We would all like to run profitable businesses. The largest expense for a business are its people. If we have too many of them compared to our sales volume we can quickly tank profitability. Fortunately there are a few easy things to take a look at to determine if we are overstaffed (or underselling). Once we understand where we are in the equation we can trim headcount or agree to an appropriate sales quota.
What is a Full Time Employee?
Full Time Employees (FTE’s) work 40hrs per week. A single employee working 40hrs/wk is considered a value of 1 FTE.
What About Part Time Employees?
If you had two part-time employees and each worked 20hrs/wk the two of them combined would have a value of 1 FTE.
What About Subcontractors?
Some business use subcontractors for various functions. For this exercise you do need to understand how many hours you are giving to subs. If I had two different subs and consistently gave each of them 10hrs/wk that would have a value of 0.5 FTE.
What About Overtime?
If you consistently pay overtime you have more FTE’s than you think AND you are overpaying for that labor! Four employees that each work 46hrs/wk will have produced the FTE equivalent work of 4.6 FTE but cost you 4.9 FTE. Use the higher value to turn the knife that you are being inefficient and costly.
Grade School Addition:
Now that you know how to account for your FTE’s – Add ‘Em Up! Use a single decimal point as necessary to account for any variability of part time staff, subcontractors, and overtime.
Let’s Get Those Revenues!
It may be tempting to open up Quickbooks and run your P&L. If your P&L is accurate it is a great place to get the data. Given how many inaccurate P&L’s I have seen this always worries me. If you are unsure go to your quoting tool and run a report for won sales in a 12mo period. It’s nice to run this year over year so you can see if you have variances.
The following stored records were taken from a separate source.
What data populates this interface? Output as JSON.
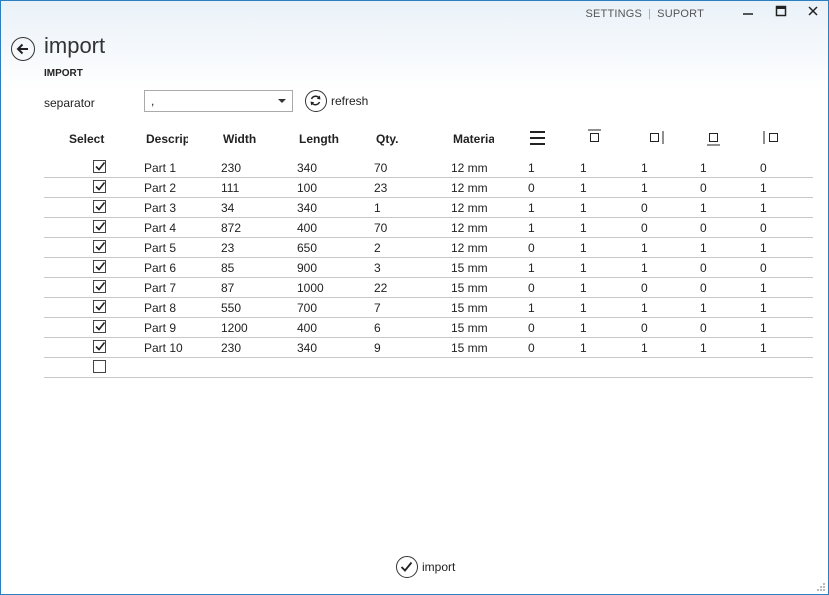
{
  "window": {
    "menu": [
      {
        "label": "SETTINGS"
      },
      {
        "label": "SUPORT"
      }
    ],
    "controls": {
      "minimize": "—",
      "maximize": "☐",
      "close": "✕"
    }
  },
  "header": {
    "title": "import",
    "section": "IMPORT"
  },
  "toolbar": {
    "separator_label": "separator",
    "separator_value": ",",
    "refresh_label": "refresh"
  },
  "table": {
    "columns": {
      "select": "Select",
      "description": "Description",
      "width": "Width",
      "length": "Length",
      "qty": "Qty.",
      "material": "Material"
    },
    "icon_columns": [
      "grain-direction-icon",
      "edge-top-icon",
      "edge-right-icon",
      "edge-bottom-icon",
      "edge-left-icon"
    ],
    "rows": [
      {
        "checked": true,
        "desc": "Part 1",
        "width": "230",
        "length": "340",
        "qty": "70",
        "material": "12 mm",
        "e1": "1",
        "e2": "1",
        "e3": "1",
        "e4": "1",
        "e5": "0"
      },
      {
        "checked": true,
        "desc": "Part 2",
        "width": "111",
        "length": "100",
        "qty": "23",
        "material": "12 mm",
        "e1": "0",
        "e2": "1",
        "e3": "1",
        "e4": "0",
        "e5": "1"
      },
      {
        "checked": true,
        "desc": "Part 3",
        "width": "34",
        "length": "340",
        "qty": "1",
        "material": "12 mm",
        "e1": "1",
        "e2": "1",
        "e3": "0",
        "e4": "1",
        "e5": "1"
      },
      {
        "checked": true,
        "desc": "Part 4",
        "width": "872",
        "length": "400",
        "qty": "70",
        "material": "12 mm",
        "e1": "1",
        "e2": "1",
        "e3": "0",
        "e4": "0",
        "e5": "0"
      },
      {
        "checked": true,
        "desc": "Part 5",
        "width": "23",
        "length": "650",
        "qty": "2",
        "material": "12 mm",
        "e1": "0",
        "e2": "1",
        "e3": "1",
        "e4": "1",
        "e5": "1"
      },
      {
        "checked": true,
        "desc": "Part 6",
        "width": "85",
        "length": "900",
        "qty": "3",
        "material": "15 mm",
        "e1": "1",
        "e2": "1",
        "e3": "1",
        "e4": "0",
        "e5": "0"
      },
      {
        "checked": true,
        "desc": "Part 7",
        "width": "87",
        "length": "1000",
        "qty": "22",
        "material": "15 mm",
        "e1": "0",
        "e2": "1",
        "e3": "0",
        "e4": "0",
        "e5": "1"
      },
      {
        "checked": true,
        "desc": "Part 8",
        "width": "550",
        "length": "700",
        "qty": "7",
        "material": "15 mm",
        "e1": "1",
        "e2": "1",
        "e3": "1",
        "e4": "1",
        "e5": "1"
      },
      {
        "checked": true,
        "desc": "Part 9",
        "width": "1200",
        "length": "400",
        "qty": "6",
        "material": "15 mm",
        "e1": "0",
        "e2": "1",
        "e3": "0",
        "e4": "0",
        "e5": "1"
      },
      {
        "checked": true,
        "desc": "Part 10",
        "width": "230",
        "length": "340",
        "qty": "9",
        "material": "15 mm",
        "e1": "0",
        "e2": "1",
        "e3": "1",
        "e4": "1",
        "e5": "1"
      },
      {
        "checked": false,
        "desc": "",
        "width": "",
        "length": "",
        "qty": "",
        "material": "",
        "e1": "",
        "e2": "",
        "e3": "",
        "e4": "",
        "e5": ""
      }
    ]
  },
  "footer": {
    "import_label": "import"
  }
}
We are looking for typical 12mo run rate.
- Sales: This is a real-time temperature gauge and leading indicator we can use to determine our headcount health. This is the top of the funnel and if it isn’t right here it gets no better later. We can see the data immediately and should be keeping an eye on it monthly, quarterly, and annually. This allows us to project and evaluate in real time.
- P&L: This is a delayed temperature gauge and trailing indicator we can use to determine our headcount health. This is the bottom of the funnel and limited by how well we had sold. This data should be what has been executed (labor used and products installed) by the business and is delayed compared to sales due to the typical long lifecycle of complex installation projects.
Grade School Division:
Take your 12 month revenue and divide by your FTE count. This will give you your Revenue Per FTE.
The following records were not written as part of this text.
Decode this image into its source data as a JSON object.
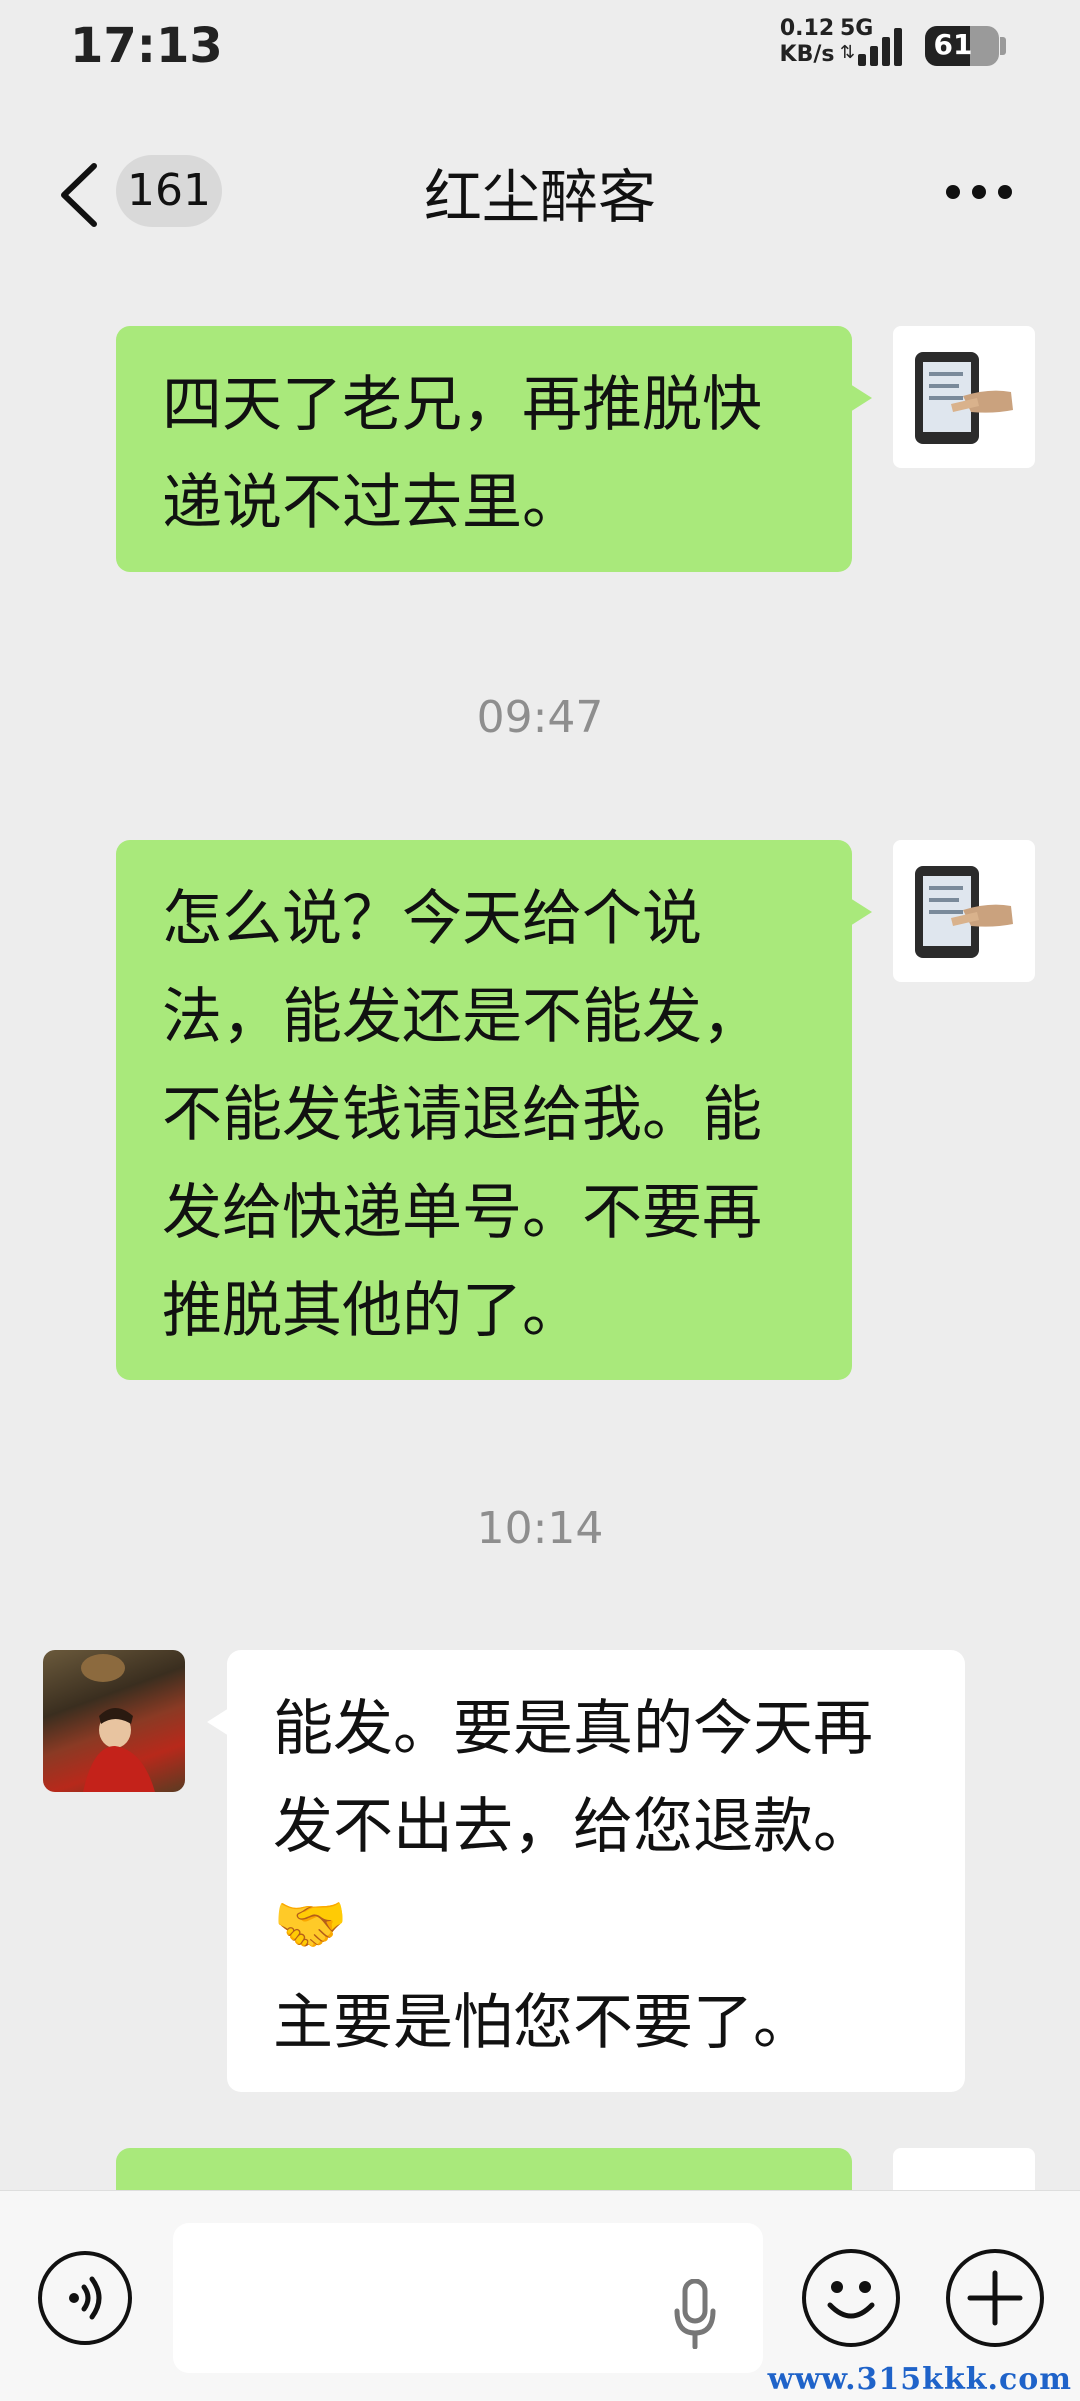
{
  "status_bar": {
    "time": "17:13",
    "net_speed_value": "0.12",
    "net_speed_unit": "KB/s",
    "network": "5G",
    "battery": "61",
    "battery_level": 0.61
  },
  "header": {
    "back_icon": "chevron-left-icon",
    "unread_count": "161",
    "title": "红尘醉客",
    "more_icon": "more-horizontal-icon"
  },
  "messages": [
    {
      "type": "outgoing",
      "lines": [
        "四天了老兄，再推脱快",
        "递说不过去里。"
      ]
    },
    {
      "type": "timestamp",
      "text": "09:47"
    },
    {
      "type": "outgoing",
      "lines": [
        "怎么说？今天给个说",
        "法，能发还是不能发，",
        "不能发钱请退给我。能",
        "发给快递单号。不要再",
        "推脱其他的了。"
      ]
    },
    {
      "type": "timestamp",
      "text": "10:14"
    },
    {
      "type": "incoming",
      "lines": [
        "能发。要是真的今天再",
        "发不出去，给您退款。",
        "🤝",
        "主要是怕您不要了。"
      ]
    }
  ],
  "input_bar": {
    "voice_icon": "voice-icon",
    "mic_icon": "microphone-icon",
    "emoji_icon": "emoji-icon",
    "plus_icon": "plus-icon",
    "text_value": ""
  },
  "watermark": "www.315kkk.com",
  "colors": {
    "background": "#ededed",
    "outgoing_bubble": "#a9e97b",
    "incoming_bubble": "#ffffff",
    "watermark": "#1f63c9"
  }
}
Formula: 12mo Revenue / FTE Count = Revenue Per FTE
Example: $2,000,000 / 8 People = $250,000 per FTE
What is Healthy?
This number will change due to inflation. It used to be viewed that $200k/FTE was a good number and today I tend to see unhealthy businesses (single digit net profit) at that level. I generally try to stay above $250k/FTE and, if possible, north of $300k/FTE. The lower the number the more likely you are to be overstaffed (or underselling!)
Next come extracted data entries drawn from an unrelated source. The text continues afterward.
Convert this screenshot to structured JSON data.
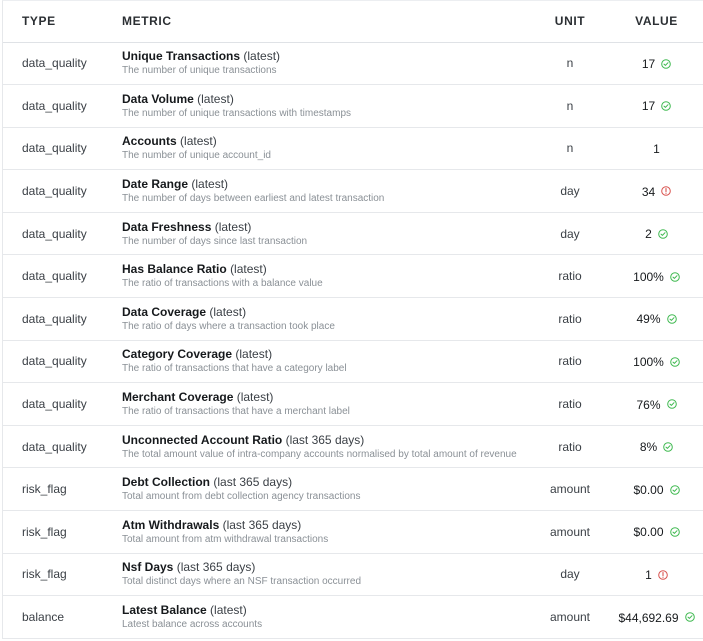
{
  "header": {
    "type": "TYPE",
    "metric": "METRIC",
    "unit": "UNIT",
    "value": "VALUE"
  },
  "colors": {
    "ok": "#3fb950",
    "warn": "#d9534f"
  },
  "rows": [
    {
      "type": "data_quality",
      "name": "Unique Transactions",
      "period": "(latest)",
      "desc": "The number of unique transactions",
      "unit": "n",
      "value": "17",
      "status": "ok",
      "status_icon": "check-circle-icon"
    },
    {
      "type": "data_quality",
      "name": "Data Volume",
      "period": "(latest)",
      "desc": "The number of unique transactions with timestamps",
      "unit": "n",
      "value": "17",
      "status": "ok",
      "status_icon": "check-circle-icon"
    },
    {
      "type": "data_quality",
      "name": "Accounts",
      "period": "(latest)",
      "desc": "The number of unique account_id",
      "unit": "n",
      "value": "1",
      "status": "none",
      "status_icon": ""
    },
    {
      "type": "data_quality",
      "name": "Date Range",
      "period": "(latest)",
      "desc": "The number of days between earliest and latest transaction",
      "unit": "day",
      "value": "34",
      "status": "warn",
      "status_icon": "alert-circle-icon"
    },
    {
      "type": "data_quality",
      "name": "Data Freshness",
      "period": "(latest)",
      "desc": "The number of days since last transaction",
      "unit": "day",
      "value": "2",
      "status": "ok",
      "status_icon": "check-circle-icon"
    },
    {
      "type": "data_quality",
      "name": "Has Balance Ratio",
      "period": "(latest)",
      "desc": "The ratio of transactions with a balance value",
      "unit": "ratio",
      "value": "100%",
      "status": "ok",
      "status_icon": "check-circle-icon"
    },
    {
      "type": "data_quality",
      "name": "Data Coverage",
      "period": "(latest)",
      "desc": "The ratio of days where a transaction took place",
      "unit": "ratio",
      "value": "49%",
      "status": "ok",
      "status_icon": "check-circle-icon"
    },
    {
      "type": "data_quality",
      "name": "Category Coverage",
      "period": "(latest)",
      "desc": "The ratio of transactions that have a category label",
      "unit": "ratio",
      "value": "100%",
      "status": "ok",
      "status_icon": "check-circle-icon"
    },
    {
      "type": "data_quality",
      "name": "Merchant Coverage",
      "period": "(latest)",
      "desc": "The ratio of transactions that have a merchant label",
      "unit": "ratio",
      "value": "76%",
      "status": "ok",
      "status_icon": "check-circle-icon"
    },
    {
      "type": "data_quality",
      "name": "Unconnected Account Ratio",
      "period": "(last 365 days)",
      "desc": "The total amount value of intra-company accounts normalised by total amount of revenue",
      "unit": "ratio",
      "value": "8%",
      "status": "ok",
      "status_icon": "check-circle-icon"
    },
    {
      "type": "risk_flag",
      "name": "Debt Collection",
      "period": "(last 365 days)",
      "desc": "Total amount from debt collection agency transactions",
      "unit": "amount",
      "value": "$0.00",
      "status": "ok",
      "status_icon": "check-circle-icon"
    },
    {
      "type": "risk_flag",
      "name": "Atm Withdrawals",
      "period": "(last 365 days)",
      "desc": "Total amount from atm withdrawal transactions",
      "unit": "amount",
      "value": "$0.00",
      "status": "ok",
      "status_icon": "check-circle-icon"
    },
    {
      "type": "risk_flag",
      "name": "Nsf Days",
      "period": "(last 365 days)",
      "desc": "Total distinct days where an NSF transaction occurred",
      "unit": "day",
      "value": "1",
      "status": "warn",
      "status_icon": "alert-circle-icon"
    },
    {
      "type": "balance",
      "name": "Latest Balance",
      "period": "(latest)",
      "desc": "Latest balance across accounts",
      "unit": "amount",
      "value": "$44,692.69",
      "status": "ok",
      "status_icon": "check-circle-icon"
    }
  ]
}
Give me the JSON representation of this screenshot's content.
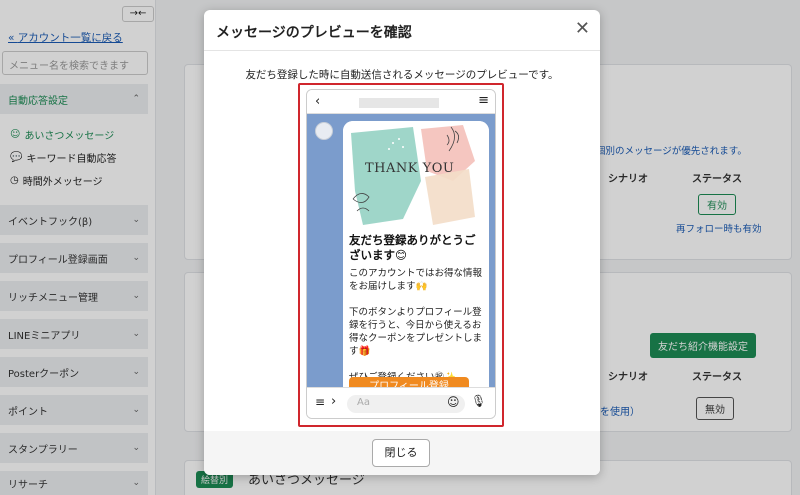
{
  "sidebar": {
    "collapse_icon": "→←",
    "back_link": "アカウント一覧に戻る",
    "search_placeholder": "メニュー名を検索できます",
    "section_auto": "自動応答設定",
    "sub_items": [
      "あいさつメッセージ",
      "キーワード自動応答",
      "時間外メッセージ"
    ],
    "sections": [
      "イベントフック(β)",
      "プロフィール登録画面",
      "リッチメニュー管理",
      "LINEミニアプリ",
      "Posterクーポン",
      "ポイント",
      "スタンプラリー",
      "リサーチ"
    ]
  },
  "background": {
    "notice_right": "個別のメッセージが優先されます。",
    "col_scenario": "シナリオ",
    "col_status": "ステータス",
    "status_active": "有効",
    "refollow_link": "再フォロー時も有効",
    "refer_button": "友だち紹介機能設定",
    "col_scenario2": "シナリオ",
    "col_status2": "ステータス",
    "use_link": "を使用）",
    "status_inactive": "無効",
    "bottom_badge": "絵替別",
    "bottom_title": "あいさつメッセージ"
  },
  "modal": {
    "title": "メッセージのプレビューを確認",
    "description": "友だち登録した時に自動送信されるメッセージのプレビューです。",
    "close_button": "閉じる",
    "phone": {
      "hero_text": "THANK YOU",
      "bubble_title": "友だち登録ありがとうございます😊",
      "bubble_body": "このアカウントではお得な情報をお届けします🙌\n\n下のボタンよりプロフィール登録を行うと、今日から使えるお得なクーポンをプレゼントします🎁\n\nぜひご登録ください㊗✨",
      "cta_button": "プロフィール登録",
      "input_placeholder": "Aa"
    }
  },
  "colors": {
    "accent_green": "#1d8c55",
    "cta_orange": "#f08a20",
    "chat_bg": "#7b9ccc",
    "highlight_red": "#d0262d"
  }
}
What tends to drive it higher?
- Sales Quota
- Set Correctly (>$250k/FTE)
- Not discounting it
- Billing for 65% or more of it per billable employee (PM, Eng, Prog, Tech, Svc. Tech)
- Billing a 4x multiple from the hourly rate you pay an employee
- Having a higher service rate than your install rate to account for lost hardware GM$
- Change Orders
- Keep ‘em tight!
If you do all of the above and your Rev/FTE is low you are overstaffed. It’s also possible your Sales Quota is incorrect and you are underselling compared to headcount.